Wer schon mal von Windelfrei gehört hat oder es gar praktiziert wird auch von ihnen nicht verschont bleiben.

Da kann es hilfreich sein, sich in Ruhe mit ihnen auseinanderzusetzen und sich klar zu machen, was hinter den einzelnen Vorurteilen steckt.

Hier kommen die 11 häufigsten Vorurteile

1. Babys brauchen Windeln

Windeln gehören für viele zu einem Baby wie Schnuller und Milchfläschchen. Doch ist es wirklich so dass Babys diese Dinge benötigen oder sind es nicht eher die Eltern, die sie brauchen? Erfahre mehr zur Geschichte der Windel in meinem Beitrag “Babys und Windeln – wie alles begann“.
 

Wenn wir uns in anderen Teilen der Welt umsehen, wird schnell klar, dass es Regionen gibt, in denen es keinen uneingeschränkten Zugang zu Einwegwindeln gibt.
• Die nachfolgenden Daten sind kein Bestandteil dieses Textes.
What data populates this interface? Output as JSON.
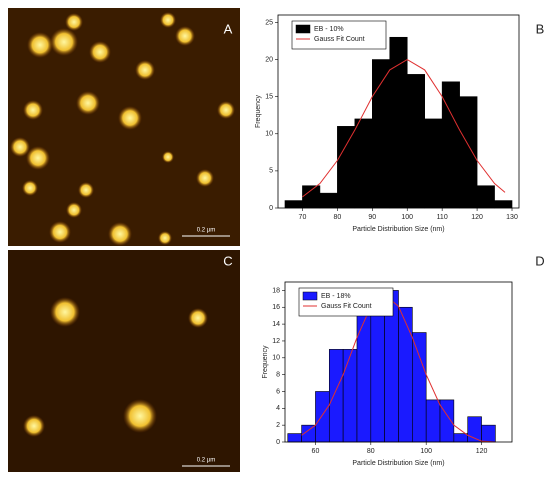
{
  "images": [
    {
      "label": "A",
      "scale_bar": "0.2 µm"
    },
    {
      "label": "C",
      "scale_bar": "0.2 µm"
    }
  ],
  "chart_data": [
    {
      "type": "histogram",
      "panel": "B",
      "x_label": "Particle Distribution Size (nm)",
      "y_label": "Frequency",
      "bins": [
        65,
        70,
        75,
        80,
        85,
        90,
        95,
        100,
        105,
        110,
        115,
        120,
        125,
        130
      ],
      "series": [
        {
          "name": "EB - 10%",
          "color": "#000000",
          "values": [
            1,
            3,
            2,
            11,
            12,
            20,
            23,
            18,
            12,
            17,
            15,
            3,
            1
          ]
        },
        {
          "name": "Gauss Fit Count",
          "color": "#e03030",
          "x": [
            70,
            75,
            80,
            85,
            90,
            95,
            100,
            105,
            110,
            115,
            120,
            125,
            128
          ],
          "values": [
            1.5,
            3.3,
            6.4,
            10.5,
            15,
            18.6,
            20,
            18.6,
            15,
            10.5,
            6.4,
            3.3,
            2.1
          ]
        }
      ],
      "xlim": [
        63,
        132
      ],
      "xticks": [
        70,
        80,
        90,
        100,
        110,
        120,
        130
      ],
      "ylim": [
        0,
        26
      ],
      "yticks": [
        0,
        5,
        10,
        15,
        20,
        25
      ],
      "legend": "upper left"
    },
    {
      "type": "histogram",
      "panel": "D",
      "x_label": "Particle Distribution Size (nm)",
      "y_label": "Frequency",
      "bins": [
        50,
        55,
        60,
        65,
        70,
        75,
        80,
        85,
        90,
        95,
        100,
        105,
        110,
        115,
        120,
        125
      ],
      "series": [
        {
          "name": "EB - 18%",
          "color": "#1a1aff",
          "values": [
            1,
            2,
            6,
            11,
            11,
            15,
            16,
            18,
            16,
            13,
            5,
            5,
            1,
            3,
            2
          ]
        },
        {
          "name": "Gauss Fit Count",
          "color": "#e03030",
          "x": [
            55,
            60,
            65,
            70,
            75,
            80,
            85,
            90,
            95,
            100,
            105,
            110,
            115,
            120,
            125
          ],
          "values": [
            0.8,
            2,
            4.4,
            8,
            12.4,
            16.1,
            17.5,
            16.1,
            12.4,
            8,
            4.4,
            2,
            0.8,
            0.1,
            0
          ]
        }
      ],
      "xlim": [
        49,
        131
      ],
      "xticks": [
        60,
        80,
        100,
        120
      ],
      "ylim": [
        0,
        19
      ],
      "yticks": [
        0,
        2,
        4,
        6,
        8,
        10,
        12,
        14,
        16,
        18
      ],
      "legend": "upper left"
    }
  ]
}
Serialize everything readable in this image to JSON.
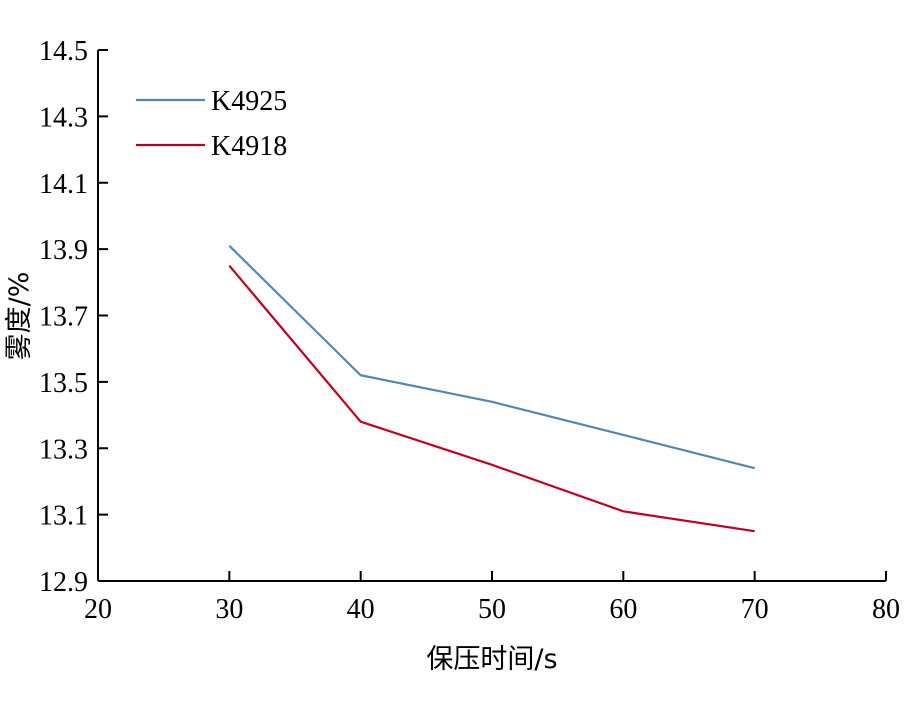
{
  "chart_data": {
    "type": "line",
    "xlabel": "保压时间/s",
    "ylabel": "雾度/%",
    "xlim": [
      20,
      80
    ],
    "ylim": [
      12.9,
      14.5
    ],
    "x_ticks": [
      "20",
      "30",
      "40",
      "50",
      "60",
      "70",
      "80"
    ],
    "y_ticks": [
      "12.9",
      "13.1",
      "13.3",
      "13.5",
      "13.7",
      "13.9",
      "14.1",
      "14.3",
      "14.5"
    ],
    "x": [
      30,
      40,
      50,
      60,
      70
    ],
    "series": [
      {
        "name": "K4925",
        "color": "#4f87b5",
        "values": [
          13.91,
          13.52,
          13.44,
          13.34,
          13.24
        ]
      },
      {
        "name": "K4918",
        "color": "#c00020",
        "values": [
          13.85,
          13.38,
          13.25,
          13.11,
          13.05
        ]
      }
    ],
    "grid": false,
    "legend_position": "top-left"
  }
}
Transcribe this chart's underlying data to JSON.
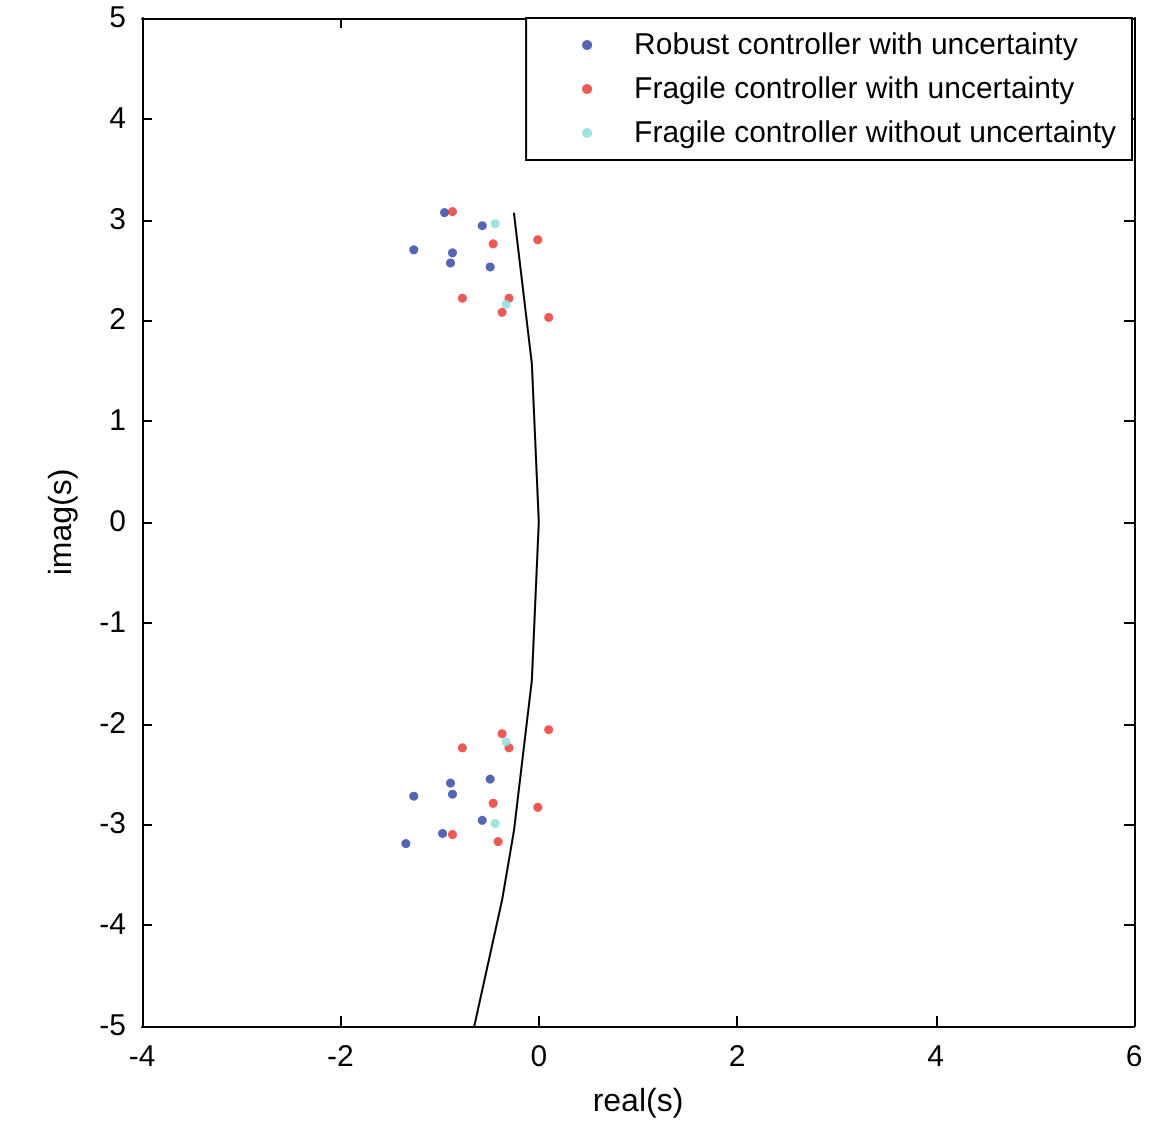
{
  "chart_data": {
    "type": "scatter",
    "xlabel": "real(s)",
    "ylabel": "imag(s)",
    "xlim": [
      -4,
      6
    ],
    "xticks": [
      -4,
      -2,
      0,
      2,
      4,
      6
    ],
    "ylim": [
      -5,
      5
    ],
    "yticks": [
      -5,
      -4,
      -3,
      -2,
      -1,
      0,
      1,
      2,
      3,
      4,
      5
    ],
    "grid": false,
    "legend": "top right",
    "marker": "circle",
    "series": [
      {
        "name": "Robust controller with uncertainty",
        "color": "#2b3fa0",
        "x": [
          -0.95,
          -0.57,
          -1.26,
          -0.87,
          -0.89,
          -0.49,
          -0.89,
          -1.26,
          -0.87,
          -0.49,
          -0.57,
          -0.97,
          -1.34
        ],
        "values": [
          3.07,
          2.94,
          2.7,
          2.67,
          2.57,
          2.53,
          -2.59,
          -2.72,
          -2.7,
          -2.55,
          -2.96,
          -3.09,
          -3.19
        ]
      },
      {
        "name": "Fragile controller with uncertainty",
        "color": "#e8302a",
        "x": [
          -0.87,
          -0.46,
          -0.01,
          -0.77,
          -0.3,
          -0.37,
          0.1,
          -0.37,
          0.1,
          -0.77,
          -0.3,
          -0.46,
          -0.01,
          -0.87,
          -0.41
        ],
        "values": [
          3.08,
          2.76,
          2.8,
          2.22,
          2.22,
          2.08,
          2.03,
          -2.1,
          -2.06,
          -2.24,
          -2.24,
          -2.79,
          -2.83,
          -3.1,
          -3.17
        ]
      },
      {
        "name": "Fragile controller without uncertainty",
        "color": "#88dcd8",
        "x": [
          -0.44,
          -0.33,
          -0.33,
          -0.44
        ],
        "values": [
          2.96,
          2.16,
          -2.18,
          -2.99
        ]
      },
      {
        "type": "line",
        "color": "#000000",
        "marker": "none",
        "x": [
          -0.65,
          -0.37,
          -0.25,
          -0.07,
          0,
          -0.07,
          -0.25
        ],
        "values": [
          -5,
          -3.75,
          -3.06,
          -1.57,
          0,
          1.57,
          3.06
        ]
      }
    ]
  }
}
Ausscheidungs-Kommunikation ist dort selbstverständlicher Teil der Babypflege. Babys in Windeln ist zu auch ein kulturell geprägtes Bild.

2. Der Schließmuskel von Babys funktioniert noch nicht

Als Begründung dafür, dass Babys Windeln brauchen, wird oft angeführt, dass sie nicht in der Lage wären, ihren Schließmuskel zu kontrollieren. Dies wurde aber in einer Studie widerlegt. In diesem Versuch wurde Babys auf die gefüllte Blase gedrückt.

Anders als erwartet, konnten die Forscher:innen jedoch keinen Urin herausdrücken. Die Babys hielten “dicht”. Mit anderen Worten: der Schließmuskel funktioniert auch schon bei den Kleinsten.

3. Windelfrei funktioniert nicht

Ob Windelfrei funktioniert, hängt in großem Maße davon ab, was unter den Begriffen Windelfrei und trockensein verstanden wird. Hier kursieren nämlich die verschiedensten Annahmen und stiften Verwirrung. Wir müssen uns fragen, wann wir Ausscheidungskommunikation als erfolgreich bezeichnen und ab wann wir von trockensein sprechen.
 
Wenn du unter Windelfrei verstehst, dass ein Kind niemals Windel tragen darf und alle Ausscheidungen aufgefangen werden müssen, wirst du vermutlich bald enttäuscht, mindestens aber sehr gestresst davon sein. Beide Annahmen sind ein häufiger Grund, warum das Projekt Windelfrei aufgegeben wird.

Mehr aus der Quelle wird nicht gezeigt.